Although synthetic processes inspired by life’s chemistry are inherently messy and complex, they may yet yield to bioengineers’ attempts to impose order. For example, engineers have been reporting progress in standardizing the design and assembly of artificial DNA. Still, despite various attempts at simplifying the creation of synthetic DNA, none have been completely successful. A key limitation: the lengths of DNA constructs that can be linked together at the same time.

A recent attempt to overcome the limitations of existing approaches has been introduced by scientists at Imperial College London. They have defined a new physical standard for DNA parts called BASIC, which stands for Biopart Assembly Standard for Idempotent Cloning.

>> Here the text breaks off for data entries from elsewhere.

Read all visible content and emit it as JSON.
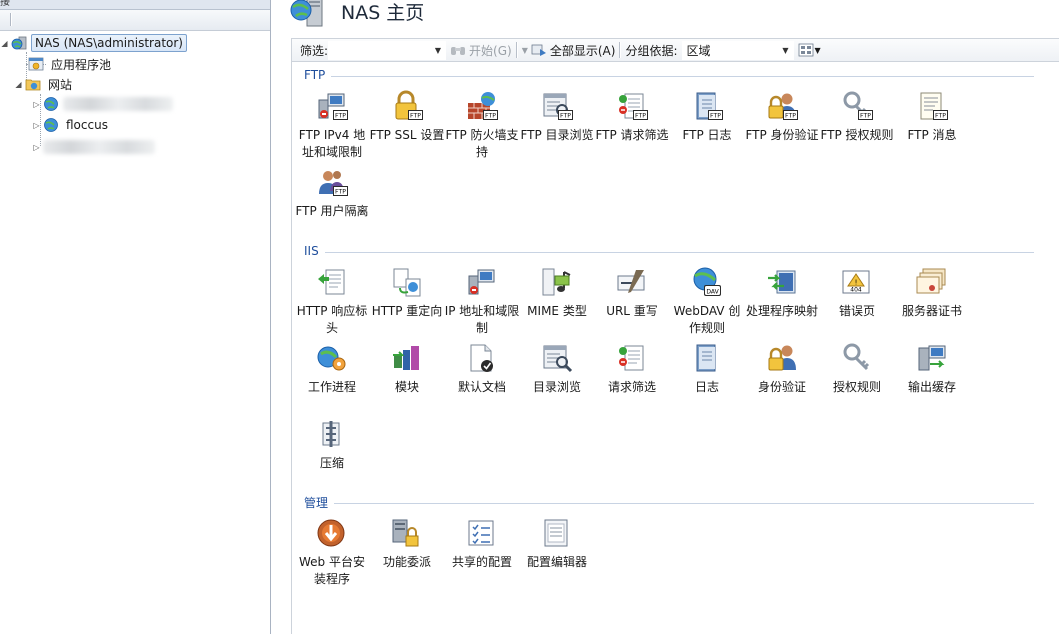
{
  "left_pane": {
    "header_fragment": "接",
    "tree": {
      "root": "NAS (NAS\\administrator)",
      "app_pools": "应用程序池",
      "sites": "网站",
      "site_2": "floccus"
    }
  },
  "header": {
    "title": "NAS 主页"
  },
  "filterbar": {
    "filter_label": "筛选:",
    "filter_value": "",
    "start_label": "开始(G)",
    "show_all_label": "全部显示(A)",
    "group_by_label": "分组依据:",
    "group_by_value": "区域"
  },
  "groups": {
    "ftp": {
      "title": "FTP",
      "items": [
        {
          "label": "FTP IPv4 地址和域限制",
          "icon": "ftp-ip-restrictions-icon"
        },
        {
          "label": "FTP SSL 设置",
          "icon": "ftp-ssl-icon"
        },
        {
          "label": "FTP 防火墙支持",
          "icon": "ftp-firewall-icon"
        },
        {
          "label": "FTP 目录浏览",
          "icon": "ftp-directory-browsing-icon"
        },
        {
          "label": "FTP 请求筛选",
          "icon": "ftp-request-filtering-icon"
        },
        {
          "label": "FTP 日志",
          "icon": "ftp-logging-icon"
        },
        {
          "label": "FTP 身份验证",
          "icon": "ftp-authentication-icon"
        },
        {
          "label": "FTP 授权规则",
          "icon": "ftp-authorization-icon"
        },
        {
          "label": "FTP 消息",
          "icon": "ftp-messages-icon"
        },
        {
          "label": "FTP 用户隔离",
          "icon": "ftp-user-isolation-icon"
        }
      ]
    },
    "iis": {
      "title": "IIS",
      "items": [
        {
          "label": "HTTP 响应标头",
          "icon": "http-response-headers-icon"
        },
        {
          "label": "HTTP 重定向",
          "icon": "http-redirect-icon"
        },
        {
          "label": "IP 地址和域限制",
          "icon": "ip-restrictions-icon"
        },
        {
          "label": "MIME 类型",
          "icon": "mime-types-icon"
        },
        {
          "label": "URL 重写",
          "icon": "url-rewrite-icon"
        },
        {
          "label": "WebDAV 创作规则",
          "icon": "webdav-icon"
        },
        {
          "label": "处理程序映射",
          "icon": "handler-mappings-icon"
        },
        {
          "label": "错误页",
          "icon": "error-pages-icon"
        },
        {
          "label": "服务器证书",
          "icon": "server-certificates-icon"
        },
        {
          "label": "工作进程",
          "icon": "worker-processes-icon"
        },
        {
          "label": "模块",
          "icon": "modules-icon"
        },
        {
          "label": "默认文档",
          "icon": "default-document-icon"
        },
        {
          "label": "目录浏览",
          "icon": "directory-browsing-icon"
        },
        {
          "label": "请求筛选",
          "icon": "request-filtering-icon"
        },
        {
          "label": "日志",
          "icon": "logging-icon"
        },
        {
          "label": "身份验证",
          "icon": "authentication-icon"
        },
        {
          "label": "授权规则",
          "icon": "authorization-icon"
        },
        {
          "label": "输出缓存",
          "icon": "output-caching-icon"
        },
        {
          "label": "压缩",
          "icon": "compression-icon"
        }
      ]
    },
    "management": {
      "title": "管理",
      "items": [
        {
          "label": "Web 平台安装程序",
          "icon": "web-platform-installer-icon"
        },
        {
          "label": "功能委派",
          "icon": "feature-delegation-icon"
        },
        {
          "label": "共享的配置",
          "icon": "shared-configuration-icon"
        },
        {
          "label": "配置编辑器",
          "icon": "configuration-editor-icon"
        }
      ]
    }
  },
  "colors": {
    "group_title": "#1f4e9c",
    "ftp_badge": "#2b2b2b",
    "selection_border": "#7da2ce"
  }
}
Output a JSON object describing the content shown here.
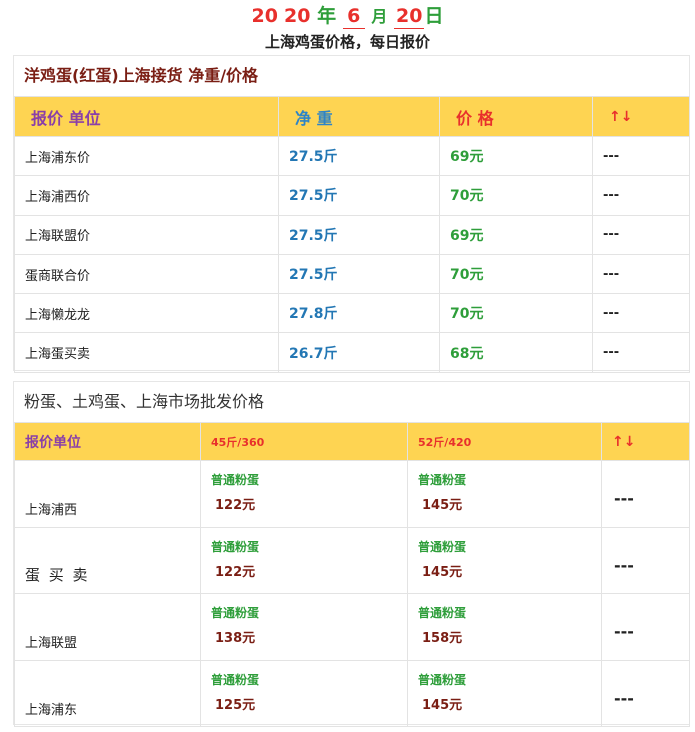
{
  "header": {
    "year_a": "20",
    "year_b": "20",
    "year_char": "年",
    "month": "6",
    "month_char": "月",
    "day": "20",
    "day_char": "日",
    "subtitle": "上海鸡蛋价格，每日报价"
  },
  "section1": {
    "title": "洋鸡蛋(红蛋)上海接货 净重/价格",
    "headers": {
      "unit": "报价 单位",
      "weight": "净 重",
      "price": "价 格",
      "sort": "↑↓"
    },
    "rows": [
      {
        "name": "上海浦东价",
        "weight": "27.5斤",
        "price": "69元",
        "dash": "---"
      },
      {
        "name": "上海浦西价",
        "weight": "27.5斤",
        "price": "70元",
        "dash": "---"
      },
      {
        "name": "上海联盟价",
        "weight": "27.5斤",
        "price": "69元",
        "dash": "---"
      },
      {
        "name": "蛋商联合价",
        "weight": "27.5斤",
        "price": "70元",
        "dash": "---"
      },
      {
        "name": "上海懒龙龙",
        "weight": "27.8斤",
        "price": "70元",
        "dash": "---"
      },
      {
        "name": "上海蛋买卖",
        "weight": "26.7斤",
        "price": "68元",
        "dash": "---"
      }
    ]
  },
  "section2": {
    "title": "粉蛋、土鸡蛋、上海市场批发价格",
    "headers": {
      "unit": "报价单位",
      "spec1": "45斤/360",
      "spec2": "52斤/420",
      "sort": "↑↓"
    },
    "rows": [
      {
        "name": "上海浦西",
        "kind1": "普通粉蛋",
        "price1": "122元",
        "kind2": "普通粉蛋",
        "price2": "145元",
        "dash": "---"
      },
      {
        "name": "蛋 买 卖",
        "kind1": "普通粉蛋",
        "price1": "122元",
        "kind2": "普通粉蛋",
        "price2": "145元",
        "dash": "---"
      },
      {
        "name": "上海联盟",
        "kind1": "普通粉蛋",
        "price1": "138元",
        "kind2": "普通粉蛋",
        "price2": "158元",
        "dash": "---"
      },
      {
        "name": "上海浦东",
        "kind1": "普通粉蛋",
        "price1": "125元",
        "kind2": "普通粉蛋",
        "price2": "145元",
        "dash": "---"
      }
    ]
  }
}
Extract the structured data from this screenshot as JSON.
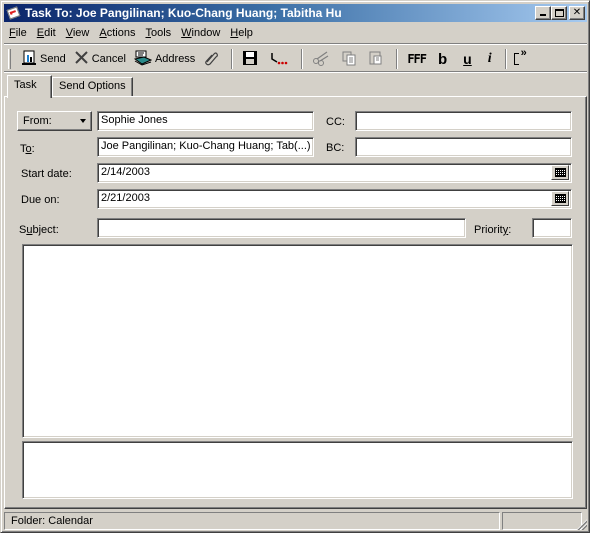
{
  "window": {
    "title": "Task To: Joe Pangilinan; Kuo-Chang Huang; Tabitha Hu",
    "app_icon": "task-icon",
    "controls": {
      "minimize": "minimize",
      "maximize": "maximize",
      "close": "close"
    }
  },
  "menu": [
    {
      "label": "File",
      "accel": "F",
      "rest": "ile"
    },
    {
      "label": "Edit",
      "accel": "E",
      "rest": "dit"
    },
    {
      "label": "View",
      "accel": "V",
      "rest": "iew"
    },
    {
      "label": "Actions",
      "accel": "A",
      "rest": "ctions"
    },
    {
      "label": "Tools",
      "accel": "T",
      "rest": "ools"
    },
    {
      "label": "Window",
      "accel": "W",
      "rest": "indow"
    },
    {
      "label": "Help",
      "accel": "H",
      "rest": "elp"
    }
  ],
  "toolbar": {
    "send": {
      "label": "Send",
      "icon": "send-icon"
    },
    "cancel": {
      "label": "Cancel",
      "icon": "cancel-icon"
    },
    "address": {
      "label": "Address",
      "icon": "address-book-icon"
    },
    "attach": {
      "icon": "paperclip-icon"
    },
    "save": {
      "icon": "save-icon"
    },
    "recurrence": {
      "icon": "recurrence-icon"
    },
    "cut": {
      "icon": "scissors-icon",
      "disabled": true
    },
    "copy": {
      "icon": "copy-icon",
      "disabled": true
    },
    "paste": {
      "icon": "paste-icon",
      "disabled": true
    },
    "font": {
      "glyph": "FFF",
      "icon": "font-icon"
    },
    "bold": {
      "glyph": "b",
      "icon": "bold-icon"
    },
    "underline": {
      "glyph": "u",
      "icon": "underline-icon"
    },
    "italic": {
      "glyph": "i",
      "icon": "italic-icon"
    },
    "more": {
      "glyph": "»",
      "icon": "overflow-chevron-icon"
    }
  },
  "tabs": [
    {
      "label": "Task",
      "active": true
    },
    {
      "label": "Send Options",
      "active": false
    }
  ],
  "form": {
    "from": {
      "label": "From:",
      "value": "Sophie Jones"
    },
    "to": {
      "label_pre": "T",
      "label_accel": "o",
      "label_post": ":",
      "value": "Joe Pangilinan; Kuo-Chang Huang; Tab(...)"
    },
    "cc": {
      "label": "CC:",
      "value": ""
    },
    "bc": {
      "label": "BC:",
      "value": ""
    },
    "start_date": {
      "label": "Start date:",
      "value": "2/14/2003"
    },
    "due_on": {
      "label": "Due on:",
      "value": "2/21/2003"
    },
    "subject": {
      "label_pre": "S",
      "label_accel": "u",
      "label_post": "bject:",
      "value": ""
    },
    "priority": {
      "label_pre": "Priorit",
      "label_accel": "y",
      "label_post": ":",
      "value": ""
    },
    "message_body": "",
    "notes": ""
  },
  "status": {
    "folder": "Folder: Calendar",
    "right_pane": ""
  }
}
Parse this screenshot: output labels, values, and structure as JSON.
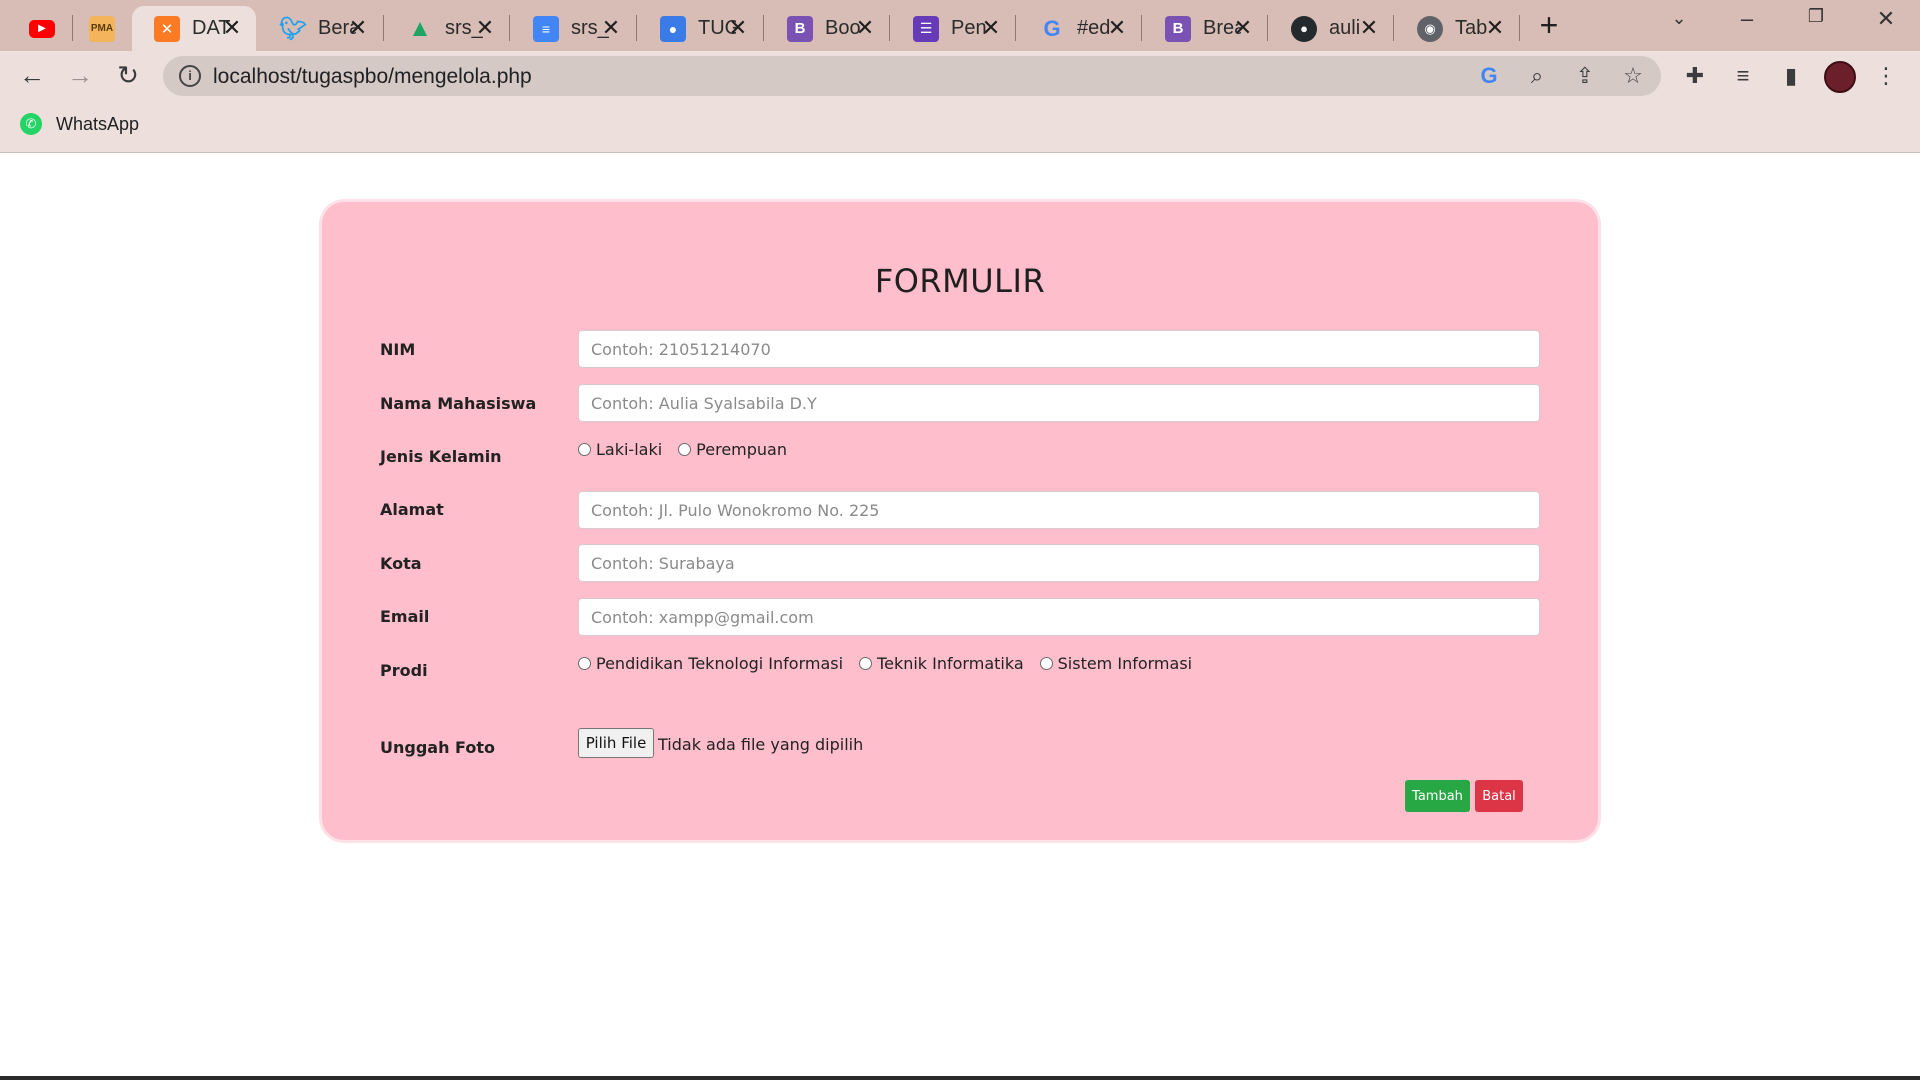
{
  "browser": {
    "tabs": [
      {
        "title": "",
        "icon": "youtube-icon",
        "color": "#ff0000"
      },
      {
        "title": "",
        "icon": "phpmyadmin-icon",
        "color": "#f89c0e"
      },
      {
        "title": "DAT",
        "icon": "xampp-icon",
        "color": "#fb7a24",
        "active": true
      },
      {
        "title": "Bera",
        "icon": "twitter-icon",
        "color": "#1da1f2"
      },
      {
        "title": "srs_",
        "icon": "google-drive-icon",
        "color": "#1fa463"
      },
      {
        "title": "srs_",
        "icon": "google-docs-icon",
        "color": "#4285f4"
      },
      {
        "title": "TUG",
        "icon": "google-classroom-icon",
        "color": "#3b7be8"
      },
      {
        "title": "Boo",
        "icon": "bootstrap-icon",
        "color": "#7952b3"
      },
      {
        "title": "Pen",
        "icon": "google-forms-icon",
        "color": "#673ab7"
      },
      {
        "title": "#ed",
        "icon": "google-icon",
        "color": "#4285f4"
      },
      {
        "title": "Brea",
        "icon": "bootstrap-icon",
        "color": "#7952b3"
      },
      {
        "title": "auli",
        "icon": "github-icon",
        "color": "#24292e"
      },
      {
        "title": "Tab",
        "icon": "chrome-icon",
        "color": "#5f6368"
      }
    ],
    "url": "localhost/tugaspbo/mengelola.php",
    "bookmarks": [
      {
        "label": "WhatsApp",
        "icon": "whatsapp-icon",
        "color": "#25d366"
      }
    ]
  },
  "form": {
    "title": "FORMULIR",
    "nim": {
      "label": "NIM",
      "placeholder": "Contoh: 21051214070"
    },
    "nama": {
      "label": "Nama Mahasiswa",
      "placeholder": "Contoh: Aulia Syalsabila D.Y"
    },
    "gender": {
      "label": "Jenis Kelamin",
      "options": [
        "Laki-laki",
        "Perempuan"
      ]
    },
    "alamat": {
      "label": "Alamat",
      "placeholder": "Contoh: Jl. Pulo Wonokromo No. 225"
    },
    "kota": {
      "label": "Kota",
      "placeholder": "Contoh: Surabaya"
    },
    "email": {
      "label": "Email",
      "placeholder": "Contoh: xampp@gmail.com"
    },
    "prodi": {
      "label": "Prodi",
      "options": [
        "Pendidikan Teknologi Informasi",
        "Teknik Informatika",
        "Sistem Informasi"
      ]
    },
    "foto": {
      "label": "Unggah Foto",
      "button": "Pilih File",
      "status": "Tidak ada file yang dipilih"
    },
    "buttons": {
      "submit": "Tambah",
      "cancel": "Batal"
    },
    "colors": {
      "card": "#ffbecc",
      "submit": "#28a745",
      "cancel": "#dc3545"
    }
  }
}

BASIC, the scientists assert, combines the best features of the most popular methods while overcoming their limitations, creating a system that is fast, flexible, and accurate. The new technique, the scientists add, should enable greater advances in research and could offer industry a way to automate the design and manufacture of synthetic DNA.

Geoff Baldwin, Ph.D., from Imperial's Department of Life Sciences, explained, “BASIC uses standardized parts which, like Lego, have the same joining device, so parts will fit together in any order.”

“Unlike some systems that can only join two parts at a time, forcing the gene to be built in several, time consuming steps, BASIC enables multiple parts to be joined together at once,” Dr. Baldwin continued. “It is also 99% accurate, compared to bespoke designs which usually have an accuracy of around 70%.”

The Imperial group presented its work March 8 in ACS Synthetic Biology, in an article entitled, “BASIC: a new Biopart Assembly Standard for Idempotent Cloning provides accurate, single-tier DNA assembly for synthetic biology.” BASIC, the article’s authors noted, exploits the principle of orthogonal linker-based DNA assembly.

“We demonstrate a new robust method for assembly, based on type IIs restriction cleavage and ligation of oligonucleotides with single stranded overhangs that determine the assembly order,” the authors wrote. “It allows for efficient, parallel assembly with great accuracy: four-part assemblies achieved 93% accuracy with single antibiotic selection and 99.7% accuracy with double antibiotic selection, while seven-part assemblies achieved 90% accuracy with double antibiotic selection.”

According to a press announcement from Imperial, BASIC is fast to use because it can draw on a large database of standardized parts, which can be produced in bulk and stored for use as required, rather than creating new parts each time. The announcement added that the standardization and accuracy of the process means that it could be used on an industrial scale.

BASIC is already set to be used in a high-throughput automated process in SynbiCITE, the innovation and knowledge centre (IKC) based at Imperial which is promoting the adoption of synthetic biology by industry. Additional industrial partners, including Isogenica, are also already making use of BASIC in their research laboratories.